Fri, Jan 17, 2020, 05:00


Raw Like Sushi

Neneh Cherry



It’s a funny old world. Neneh Cherry could never have guessed that the 30th anniversary reissue of her debut album would be vying for sales and streaming targets with her own daughter’s music. These days, aforementioned daughter Mabel is forging her own path as a pop star, safe in the knowledge that both of her parents (her dad, producer Cameron McVey, also co-wrote much of this album) were the architects of a stone-cold classic pop album. Here, it’s remastered and reissued as a three-CD/LP set including remixes, demos and extended versions of some songs, as well as a 48-page booklet documenting its construction and its influence.

Of course, the pop landscape has fundamentally changed since 1989. When Raw Like Sushi was first released, the then 25-year-old Cherry was hailed as a visionary for blending her hip-hop, pop, dance and punk influences with the sort of fearless, attitude-driven sashay that young pop stars take for granted in 2020.

World-beating opener Buffalo Stance has aged superbly and still thrills, from the turntable scratch of that long intro to the sassy, self-confident chorus. Although the various remixes of the song supplied on this reissue (Arthur Baker is responsible for two alone) nudge it into the house realm, the original simply can’t be improved upon.

Neneh Cherry - Inna City Mamma official video

Of course, the reasons for Raw Like Sushi’s enduring draw is more than just that one song. Manchild sounds both nostalgic and progressive; it is co-written by Massive Attack’s Robert Del Naja, and his remix of the majestic track is excellent. Inna City Mamma offers a more considered approach, but the infectious giddiness of Heart and the freestyle jazz vibe of The Next Generation bring a vibrancy to the tracklist. It’s easy to see how Cherry laid the blueprint for a generation of female rappers (something she doesn’t get enough credit for) on the likes of So Here I Come; when she asks “Was that taping?” on the closing bars of Outre Risque Locomotive, it says it all: this album must have been a lot of fun to make.
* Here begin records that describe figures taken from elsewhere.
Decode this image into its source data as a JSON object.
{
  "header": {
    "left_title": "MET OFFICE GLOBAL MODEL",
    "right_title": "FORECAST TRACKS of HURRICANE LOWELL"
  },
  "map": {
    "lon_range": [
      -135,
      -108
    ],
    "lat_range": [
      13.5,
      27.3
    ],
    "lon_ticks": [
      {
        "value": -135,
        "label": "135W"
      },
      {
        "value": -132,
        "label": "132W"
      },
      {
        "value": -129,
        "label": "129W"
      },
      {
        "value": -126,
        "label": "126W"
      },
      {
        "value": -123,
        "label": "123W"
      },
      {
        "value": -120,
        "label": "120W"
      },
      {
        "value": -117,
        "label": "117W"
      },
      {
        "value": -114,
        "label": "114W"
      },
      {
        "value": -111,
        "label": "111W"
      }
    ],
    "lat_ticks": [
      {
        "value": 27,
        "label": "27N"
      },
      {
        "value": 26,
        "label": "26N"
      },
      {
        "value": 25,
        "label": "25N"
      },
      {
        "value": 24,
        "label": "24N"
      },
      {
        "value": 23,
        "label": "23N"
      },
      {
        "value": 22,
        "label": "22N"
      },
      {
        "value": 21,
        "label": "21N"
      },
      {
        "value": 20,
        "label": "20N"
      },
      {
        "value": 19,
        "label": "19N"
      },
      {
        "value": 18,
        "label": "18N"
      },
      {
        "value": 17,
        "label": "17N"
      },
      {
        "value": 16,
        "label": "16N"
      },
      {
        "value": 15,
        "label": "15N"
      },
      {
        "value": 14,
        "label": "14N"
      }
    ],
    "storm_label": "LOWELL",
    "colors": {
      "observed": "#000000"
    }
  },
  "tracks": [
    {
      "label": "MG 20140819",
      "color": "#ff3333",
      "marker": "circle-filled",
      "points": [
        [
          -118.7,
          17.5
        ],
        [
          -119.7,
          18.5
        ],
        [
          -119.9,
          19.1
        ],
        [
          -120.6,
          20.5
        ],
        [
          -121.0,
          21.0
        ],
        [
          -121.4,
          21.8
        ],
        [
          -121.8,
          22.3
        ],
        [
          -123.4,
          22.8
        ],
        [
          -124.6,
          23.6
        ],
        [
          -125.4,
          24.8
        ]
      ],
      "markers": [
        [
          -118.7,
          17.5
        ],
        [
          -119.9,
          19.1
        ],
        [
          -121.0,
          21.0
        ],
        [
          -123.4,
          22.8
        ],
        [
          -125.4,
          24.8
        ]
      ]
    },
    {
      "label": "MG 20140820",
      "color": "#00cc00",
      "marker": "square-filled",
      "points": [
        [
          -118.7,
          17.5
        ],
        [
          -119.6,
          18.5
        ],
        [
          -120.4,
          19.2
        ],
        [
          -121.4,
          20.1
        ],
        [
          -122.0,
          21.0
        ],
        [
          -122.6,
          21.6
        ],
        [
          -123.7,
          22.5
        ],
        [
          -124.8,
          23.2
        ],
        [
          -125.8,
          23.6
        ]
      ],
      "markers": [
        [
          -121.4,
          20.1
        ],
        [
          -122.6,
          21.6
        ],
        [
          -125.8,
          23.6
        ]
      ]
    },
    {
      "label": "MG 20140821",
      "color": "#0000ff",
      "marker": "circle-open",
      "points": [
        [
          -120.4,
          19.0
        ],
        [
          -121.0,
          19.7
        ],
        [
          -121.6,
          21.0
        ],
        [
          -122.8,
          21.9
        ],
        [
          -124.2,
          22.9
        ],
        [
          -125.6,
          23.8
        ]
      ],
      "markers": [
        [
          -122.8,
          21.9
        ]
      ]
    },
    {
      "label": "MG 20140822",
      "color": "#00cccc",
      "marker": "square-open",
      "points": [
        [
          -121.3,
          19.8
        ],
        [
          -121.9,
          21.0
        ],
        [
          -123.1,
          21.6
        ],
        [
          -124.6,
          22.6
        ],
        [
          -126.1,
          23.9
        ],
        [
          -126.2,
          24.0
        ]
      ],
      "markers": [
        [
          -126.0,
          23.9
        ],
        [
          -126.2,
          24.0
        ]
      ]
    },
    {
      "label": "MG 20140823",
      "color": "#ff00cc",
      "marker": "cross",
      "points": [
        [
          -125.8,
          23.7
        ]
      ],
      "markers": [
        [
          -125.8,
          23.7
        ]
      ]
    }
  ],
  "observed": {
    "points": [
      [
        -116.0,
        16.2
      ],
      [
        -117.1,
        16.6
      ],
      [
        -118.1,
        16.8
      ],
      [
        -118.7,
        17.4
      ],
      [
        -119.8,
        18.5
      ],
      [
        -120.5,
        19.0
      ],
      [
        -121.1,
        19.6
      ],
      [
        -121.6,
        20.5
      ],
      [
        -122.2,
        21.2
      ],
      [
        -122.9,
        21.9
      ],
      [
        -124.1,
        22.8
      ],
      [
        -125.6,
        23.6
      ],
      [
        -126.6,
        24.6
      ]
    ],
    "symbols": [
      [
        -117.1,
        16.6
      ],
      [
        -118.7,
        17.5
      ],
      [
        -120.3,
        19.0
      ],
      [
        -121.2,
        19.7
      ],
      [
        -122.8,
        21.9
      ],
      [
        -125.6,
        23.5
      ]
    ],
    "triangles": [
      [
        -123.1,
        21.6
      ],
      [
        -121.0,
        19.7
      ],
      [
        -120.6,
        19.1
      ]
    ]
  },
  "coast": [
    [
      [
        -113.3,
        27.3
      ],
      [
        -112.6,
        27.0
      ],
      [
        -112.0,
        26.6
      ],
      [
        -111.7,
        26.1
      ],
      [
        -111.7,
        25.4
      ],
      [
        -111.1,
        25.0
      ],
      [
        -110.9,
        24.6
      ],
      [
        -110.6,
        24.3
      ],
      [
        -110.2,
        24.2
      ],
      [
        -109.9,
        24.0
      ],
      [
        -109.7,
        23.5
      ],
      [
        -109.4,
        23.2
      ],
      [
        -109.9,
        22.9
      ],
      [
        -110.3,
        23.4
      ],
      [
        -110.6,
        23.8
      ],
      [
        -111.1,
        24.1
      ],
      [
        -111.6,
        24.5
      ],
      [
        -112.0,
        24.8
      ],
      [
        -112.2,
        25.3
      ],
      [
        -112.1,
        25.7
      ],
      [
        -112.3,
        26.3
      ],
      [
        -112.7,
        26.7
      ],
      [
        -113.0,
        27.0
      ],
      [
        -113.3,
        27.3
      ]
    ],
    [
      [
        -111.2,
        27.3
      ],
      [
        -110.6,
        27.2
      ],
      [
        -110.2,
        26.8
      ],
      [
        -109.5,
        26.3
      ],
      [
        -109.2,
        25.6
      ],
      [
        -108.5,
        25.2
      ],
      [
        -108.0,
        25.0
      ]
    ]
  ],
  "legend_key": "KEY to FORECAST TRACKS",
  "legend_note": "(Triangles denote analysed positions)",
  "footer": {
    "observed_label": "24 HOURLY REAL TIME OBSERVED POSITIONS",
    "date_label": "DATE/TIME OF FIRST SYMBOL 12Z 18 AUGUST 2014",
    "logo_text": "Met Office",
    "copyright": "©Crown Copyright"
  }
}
It also sounds like the various DJs and producers who remixed these songs had fun with them, too – and the fact that they can be folded into genres such as house, trip-hop (courtesy of Smith & Mighty), Detroit techno (Kevin Saunderson also takes a bash at Buffalo Stance) and hip-hop via Dynamik Duo speaks volumes to its versatility. True, a smattering of tracks (Love Ghetto, Phoney Ladies) may betray this album’s ’80s roots, but, coupled with its pristine remastered crispness, Raw Like Sushi still sounds fresh, 30 years on.

Perhaps Mabel should be worried, after all.